18 months ago DARPA called robotics scientists for a race in the desert, to see if any self-guided robots could master a challenging course. None could. In October, the second Grand Challenge gets started. And the prospects are markedly better.
Written by ZDNet UK, Contributor

It has been almost 18 months since the Pentagon's research arm, the Defense Advanced Research Projects Agency, first attracted a motley array of autonomous vehicles with a prize of $1 million for the first to complete a 142-mile desert course from Barstow, Calif., to Las Vegas. The most successful robot, developed by a Carnegie Mellon University team, managed all of seven miles.

That's John Markoff writing in the New York Times about the return of the great robot race in the desert. The next race takes place Oct. 8 and carries a $2 million prize. But, says Markoff, this year the race is likely to be completed, as robotics have taken a great leap - or step - forward.

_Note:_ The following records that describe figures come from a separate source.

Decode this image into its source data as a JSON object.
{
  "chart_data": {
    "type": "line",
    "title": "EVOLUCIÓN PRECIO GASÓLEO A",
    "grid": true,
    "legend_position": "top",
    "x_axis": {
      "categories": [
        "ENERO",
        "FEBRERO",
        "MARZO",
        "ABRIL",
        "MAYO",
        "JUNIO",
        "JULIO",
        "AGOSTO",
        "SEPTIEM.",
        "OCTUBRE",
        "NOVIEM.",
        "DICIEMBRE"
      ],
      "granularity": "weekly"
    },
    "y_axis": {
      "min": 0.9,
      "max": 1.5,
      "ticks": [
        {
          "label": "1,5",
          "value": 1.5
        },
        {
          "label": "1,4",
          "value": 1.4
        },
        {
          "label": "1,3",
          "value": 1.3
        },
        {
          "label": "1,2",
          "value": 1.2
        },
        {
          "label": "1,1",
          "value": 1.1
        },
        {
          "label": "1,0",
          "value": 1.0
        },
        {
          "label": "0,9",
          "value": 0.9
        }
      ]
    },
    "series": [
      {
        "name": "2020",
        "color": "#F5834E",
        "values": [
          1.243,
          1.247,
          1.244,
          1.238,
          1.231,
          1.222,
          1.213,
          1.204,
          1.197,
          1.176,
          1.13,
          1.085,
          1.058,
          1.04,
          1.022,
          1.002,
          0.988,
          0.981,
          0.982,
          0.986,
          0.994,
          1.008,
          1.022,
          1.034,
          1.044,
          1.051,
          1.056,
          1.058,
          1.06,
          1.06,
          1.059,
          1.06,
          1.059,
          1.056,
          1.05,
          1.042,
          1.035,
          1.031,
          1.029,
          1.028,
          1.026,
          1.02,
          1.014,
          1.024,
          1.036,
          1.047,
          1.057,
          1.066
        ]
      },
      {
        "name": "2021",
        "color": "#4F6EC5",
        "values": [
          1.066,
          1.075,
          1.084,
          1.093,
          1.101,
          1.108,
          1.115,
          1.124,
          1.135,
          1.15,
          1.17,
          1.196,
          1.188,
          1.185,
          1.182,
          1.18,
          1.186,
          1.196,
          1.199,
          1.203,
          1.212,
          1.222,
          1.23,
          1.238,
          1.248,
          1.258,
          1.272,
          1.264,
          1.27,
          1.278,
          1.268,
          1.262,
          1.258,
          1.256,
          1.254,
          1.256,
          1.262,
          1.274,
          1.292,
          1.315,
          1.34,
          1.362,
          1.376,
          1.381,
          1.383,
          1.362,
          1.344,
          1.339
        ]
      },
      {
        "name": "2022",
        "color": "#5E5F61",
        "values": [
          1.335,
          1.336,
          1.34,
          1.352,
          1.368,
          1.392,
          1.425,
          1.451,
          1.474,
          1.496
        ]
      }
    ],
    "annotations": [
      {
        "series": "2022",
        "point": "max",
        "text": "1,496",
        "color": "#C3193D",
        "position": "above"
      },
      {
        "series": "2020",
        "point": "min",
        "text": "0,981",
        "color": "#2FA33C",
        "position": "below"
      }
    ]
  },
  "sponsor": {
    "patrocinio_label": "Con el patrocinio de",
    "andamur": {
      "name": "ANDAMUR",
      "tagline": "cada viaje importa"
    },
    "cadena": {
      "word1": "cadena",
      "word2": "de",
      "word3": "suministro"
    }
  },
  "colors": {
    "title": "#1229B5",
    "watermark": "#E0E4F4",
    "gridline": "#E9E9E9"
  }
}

"Computers are starting to sprout legs and move around in the environment," said Andy Rubin, a Silicon Valley technologist and a financial backer of this year's Stanford Racing Team, which produced Stanley. Mr. Rubin, who tinkers with robots himself, was the co-founder of Danger Inc., which created the Sidekick hand-held.

"The military are interested in more potent weapons, and by itself that's a bad answer," said [Sebastian] Thrun, a roboticist and director of the Stanford Artificial Intelligence Laboratory. His broader goal is to advance robotics as a science and explore applications ranging from aids for the elderly to basic advances in intelligent computerized systems.

Several years ago, when Mr. Thrun was a professor at Carnegie Mellon and Mr. Montemerlo was a graduate student, they helped develop a prototype of a mobile robotic companion for the home that used natural-language voice commands and was able to provide useful information taken from the Internet like weather and television schedules.

There are a myriad of other possible applications for their software, which can reason about the immediate environment; distinguish sky from ground, road and trees; and make lightning-quick decisions.